In jeder zwischenmenschlichen Kommunikation sind Warnungen vor impliziten Missverständnissen der ausgetauschten Narrative angebracht. Max Frisch hat diese Problematik in seinem „Gantenbein“-Roman so beschrieben: „Jeder Mensch erfindet sich früher oder später eine Geschichte, die er, oft unter gewaltigen Opfern, für sein Leben hält, oder eine Reihe von Geschichten, die mit Namen und Daten zu belegen sind, so dass an ihrer Wirklichkeit, scheint es, nicht zu zweifeln ist. Trotzdem ist jede Geschichte, meine ich, eine Erfindung.“[6]

Buchcover

Wir kommunizieren tagtäglich mit selbst erlebten oder von anderen berichteten Geschichten und werden mit vielgestaltigen Narrativen konfrontiert, deren Richtigkeit wir häufig kaum überprüfen können. Die beiden Bücher von Fritz Breithaupt und Chantel Prat können uns sowohl zu einem besseren Verständnis der Aufklärungspotentiale als auch der Manipulationsgefahren von diesen untereinander ausgetauschten Erzählungen verhelfen.

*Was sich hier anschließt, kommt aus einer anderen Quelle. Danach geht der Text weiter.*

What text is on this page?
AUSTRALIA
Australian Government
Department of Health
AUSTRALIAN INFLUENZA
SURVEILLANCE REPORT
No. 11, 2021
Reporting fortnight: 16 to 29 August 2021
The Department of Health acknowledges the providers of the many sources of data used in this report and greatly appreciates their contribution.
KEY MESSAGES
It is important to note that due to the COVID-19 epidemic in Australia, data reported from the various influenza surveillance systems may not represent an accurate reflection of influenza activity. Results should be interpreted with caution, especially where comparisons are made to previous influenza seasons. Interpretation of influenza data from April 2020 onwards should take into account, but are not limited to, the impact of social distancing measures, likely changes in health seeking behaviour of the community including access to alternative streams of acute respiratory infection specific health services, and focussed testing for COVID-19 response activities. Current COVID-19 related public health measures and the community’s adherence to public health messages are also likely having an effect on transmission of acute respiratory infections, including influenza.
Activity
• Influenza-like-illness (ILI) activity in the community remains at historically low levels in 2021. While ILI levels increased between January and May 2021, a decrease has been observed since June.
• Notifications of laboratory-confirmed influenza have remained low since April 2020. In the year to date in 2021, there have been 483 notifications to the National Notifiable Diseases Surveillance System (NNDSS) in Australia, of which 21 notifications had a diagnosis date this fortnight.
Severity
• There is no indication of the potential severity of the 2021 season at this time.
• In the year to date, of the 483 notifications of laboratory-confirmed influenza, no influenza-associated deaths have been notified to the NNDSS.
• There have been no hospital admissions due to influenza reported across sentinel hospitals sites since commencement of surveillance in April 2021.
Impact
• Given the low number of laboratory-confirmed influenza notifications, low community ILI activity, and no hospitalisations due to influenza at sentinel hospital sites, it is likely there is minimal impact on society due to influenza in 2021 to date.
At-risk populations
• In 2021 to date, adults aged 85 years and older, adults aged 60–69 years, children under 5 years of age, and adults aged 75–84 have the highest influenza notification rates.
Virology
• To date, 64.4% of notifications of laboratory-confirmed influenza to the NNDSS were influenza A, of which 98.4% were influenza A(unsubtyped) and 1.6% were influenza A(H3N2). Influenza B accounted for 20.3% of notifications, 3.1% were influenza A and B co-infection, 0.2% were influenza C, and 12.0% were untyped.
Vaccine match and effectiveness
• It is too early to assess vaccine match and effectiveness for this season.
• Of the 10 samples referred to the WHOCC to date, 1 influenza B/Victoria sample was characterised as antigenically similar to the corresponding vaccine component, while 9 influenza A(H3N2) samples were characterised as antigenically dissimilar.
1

[1] Nietzsche, Friedrich: Der Wille zur Macht als Kunst. Aph .809.
[2] Breithaupt, Fritz: Das narrative Gehirn. Suhrkamp, Berlin 2022.
[3] Prat, Chantel: The Neuroscience of you. How Every Brain Is Different and How to Understand Yours. Dutton, New York 2022.
[4] Hebb, Donald: The Organization of Behavior. Wiley, New York 1949.
[5] Erickson, Milton: Meine Stimme begleitet sie überall hin. Klett Cotta, Stuttgart 1985. S. 86.
[6] Frisch, Max: Mein Name sei Gantenbein. Suhrkamp, Frankfurt a. M. 1964.